By clicking on the incident (using the incident highlighted in Figure 9.43 as an example), you’re taken to the Attack story tab of the incident, shown in Figure 9.44:

Figure 9.44 – Attack story
From here, you can pivot on any item, be it an individual alert in the Alerts pane, an item displayed in the Incident graph pane, or any of the tabs (Alerts, Assets, Investigations, Evidence and Response, or Summary). The attack story’s incident graph automatically groups similar items and nodes together, but you can slide the toggle to off to display each item node on its own (as it is inFigure 9.44). This may help you further see interactions between events.
Each item will display relevant details and contextual actions that you can take, such as listing out the URL details that a malicious process attempted to contact or seeing the code that was executed inside of a script.
Clicking an item in the Alerts pane will cause the details pane to focus on that item in the incident graph and show the other corresponding events that were happening in the chain. For example, by clicking on the Suspicious behavior by Microsoft Word was observeditem in the Alerts pane (see Figure 9.45), the attack story pivoted to show the user identity and device highlighted in the incident graph and the process tree, including the application lineage and command line that generated the alert.

Figure 9.45 – Viewing an alert’s details
Clicking on the WINDWORD.EXE executable, as shown in Figure 9.45, brings up details in the far-right pane, including the process ID, the exact command line that was invoked, publishing details of the file, and more. You can further investigate items in the process tree, looking for any other clues that might aid your investigation.
Alerts
Switching to the Alerts tab shows all of the alerts related to an incident.

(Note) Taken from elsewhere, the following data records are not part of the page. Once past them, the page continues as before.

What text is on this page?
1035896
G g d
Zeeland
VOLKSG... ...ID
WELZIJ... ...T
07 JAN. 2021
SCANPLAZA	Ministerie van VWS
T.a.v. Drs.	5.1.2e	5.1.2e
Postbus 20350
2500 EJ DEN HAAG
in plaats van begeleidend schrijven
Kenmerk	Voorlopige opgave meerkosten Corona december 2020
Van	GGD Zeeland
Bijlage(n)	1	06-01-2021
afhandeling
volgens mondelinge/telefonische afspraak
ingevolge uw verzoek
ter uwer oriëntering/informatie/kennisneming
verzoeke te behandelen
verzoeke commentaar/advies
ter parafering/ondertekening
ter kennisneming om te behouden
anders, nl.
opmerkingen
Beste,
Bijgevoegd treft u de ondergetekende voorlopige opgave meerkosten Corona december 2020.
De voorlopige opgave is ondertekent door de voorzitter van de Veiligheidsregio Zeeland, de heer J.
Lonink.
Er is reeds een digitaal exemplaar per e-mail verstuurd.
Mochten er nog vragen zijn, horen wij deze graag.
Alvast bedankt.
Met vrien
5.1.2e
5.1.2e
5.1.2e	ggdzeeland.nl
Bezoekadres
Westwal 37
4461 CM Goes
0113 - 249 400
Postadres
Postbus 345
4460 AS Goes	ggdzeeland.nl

Again, you can select an individual alert to see additional details about the alert. Depending on the type of alert, you may see details about a file, an IP address contacted, a device, or processes. You can edit the classification of the alert state (setting it to New, In progress, or Resolved), assign the alert to an individual for triage or investigation, set a classification, as well as provide a comment. See Figure 9.46:

Figure 9.46 – Manage alert details
Alert classification helps your team identify genuine risks. For example, you may have hired a penetration testing firm to assess the security of your organizational processes and tools. When an alert is generated, you might classify that particular alert as Informational expected activity | Security testing. That informs others in the organization how they should respond to an alert.

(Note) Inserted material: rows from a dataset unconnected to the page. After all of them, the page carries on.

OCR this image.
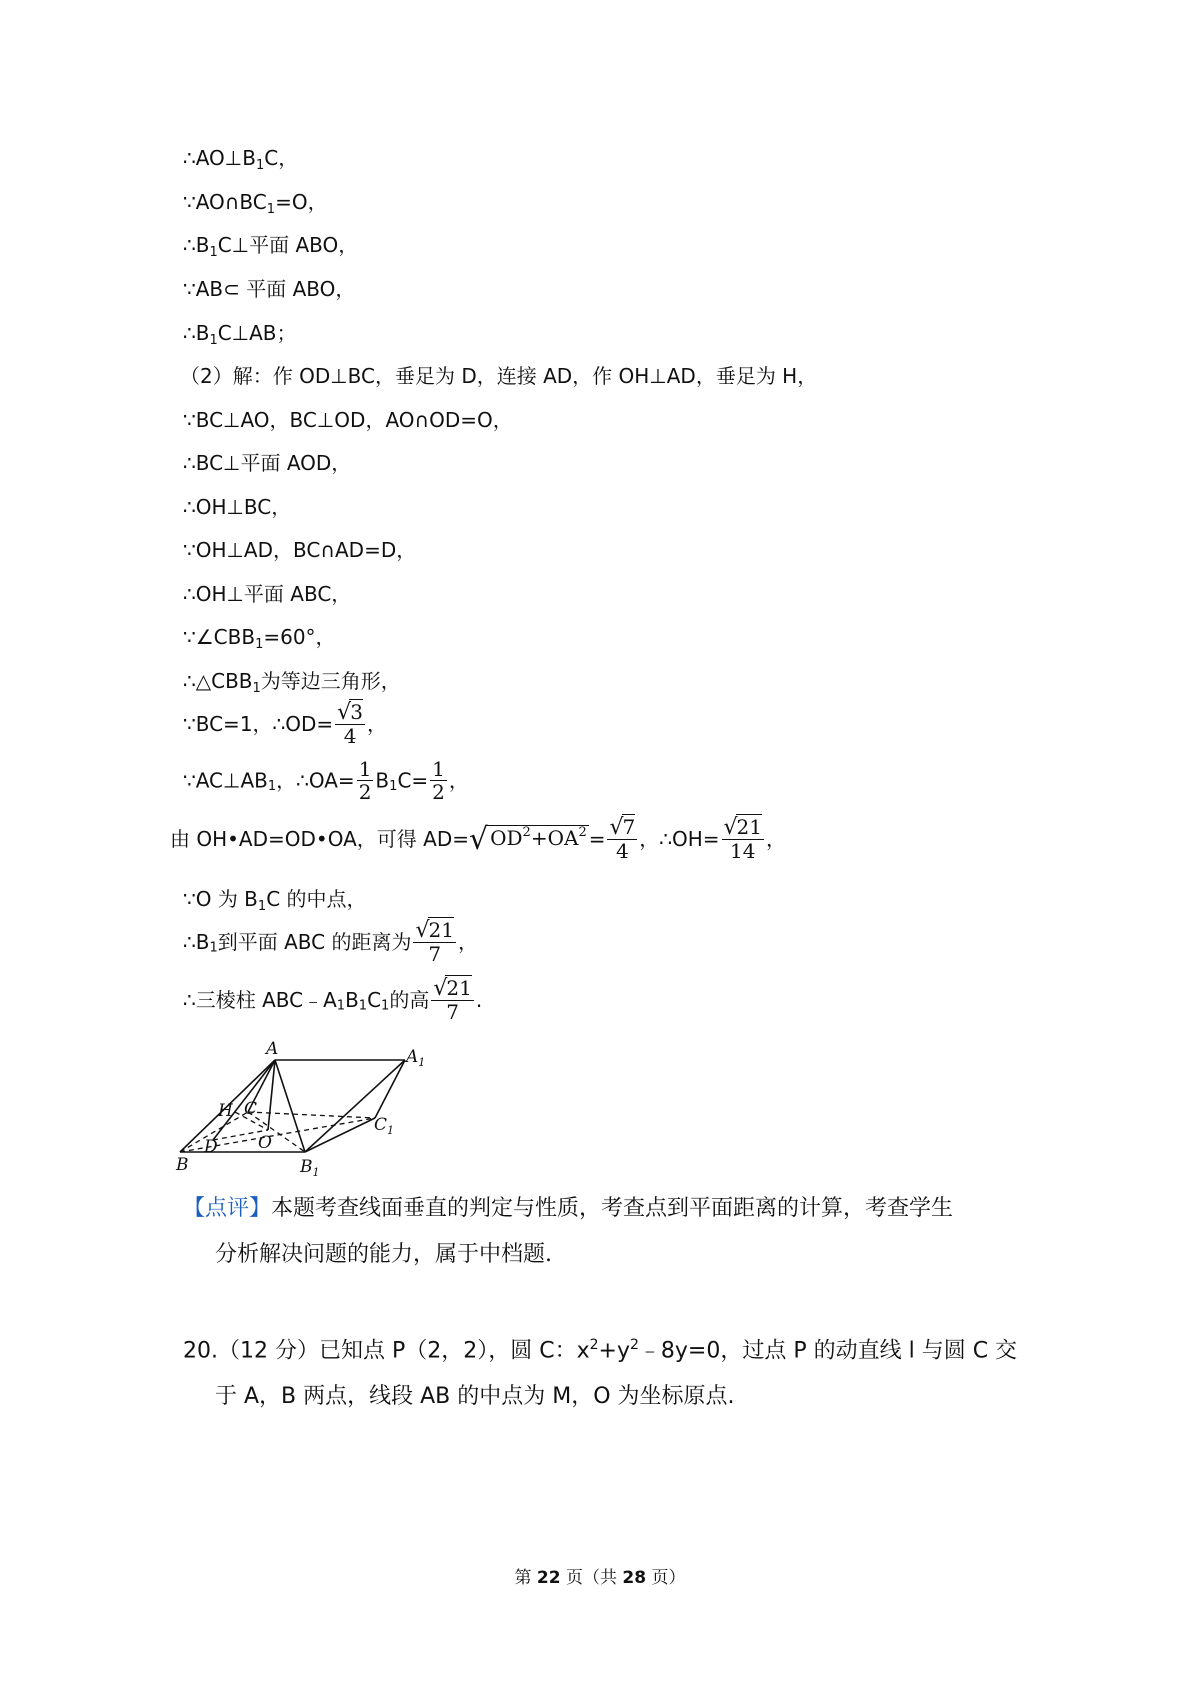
$\therefore AO\perp B_1C$，
$\because AO\cap BC_1=O$，
$\therefore B_1C\perp$平面 ABO，
∵AB⊂ 平面 ABO，
$\therefore B_1C\perp AB$；
（2）解：作 OD⊥BC，垂足为 D，连接 AD，作 OH⊥AD，垂足为 H，
∵BC⊥AO，BC⊥OD，AO∩OD=O，
∴BC⊥平面 AOD，
∴OH⊥BC，
∵OH⊥AD，BC∩AD=D，
∴OH⊥平面 ABC，
$\because\angle CBB_1=60^\circ$，
$\therefore\triangle CBB_1$为等边三角形，
∵BC=1，∴OD= $\frac{√3}{4}$ ，
$\because AC\perp AB_1$，∴OA= $\frac{1}{2} B_1C= \frac{1}{2}$ ，
由 OH•AD=OD•OA，可得 AD=√ $OD^2+OA^2 = \frac{√7}{4}$ ，∴OH= $\frac{√21}{14}$ ，
∵O 为 $B_1C$ 的中点，
$\therefore B_1$到平面 ABC 的距离为 $\frac{√21}{7}$ ，
∴三棱柱 $ABC﹣A_1B_1C_1$的高 $\frac{√21}{7}$ .
A	$A_1$
H C
$C_1$
O
D
B	$B_1$
【点评】本题考查线面垂直的判定与性质，考查点到平面距离的计算，考查学生
分析解决问题的能力，属于中档题.
20.（12 分）已知点 P（2，2），圆 C：$x^2+y^2﹣8y=0$，过点 P 的动直线 l 与圆 C 交
于 A，B 两点，线段 AB 的中点为 M，O 为坐标原点.
第 22 页（共 28 页）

After you have begun classifying alerts, the Recommendations tab on the Alert details flyout will start to provide additional insights about threats in your organization, such as whether this type of alert has been marked or classified before.
Assets
The Assets tab of an incident shows all of the organizational assets that are affected. This could include Devices, Users, Mailboxes, and Apps. Selecting an asset category will display all of the affected items in that category that have been associated with the current incident. Selecting an individual item will take you to its associated asset page (such as the Assets page for devices and users or Threat Explorer for mailboxes).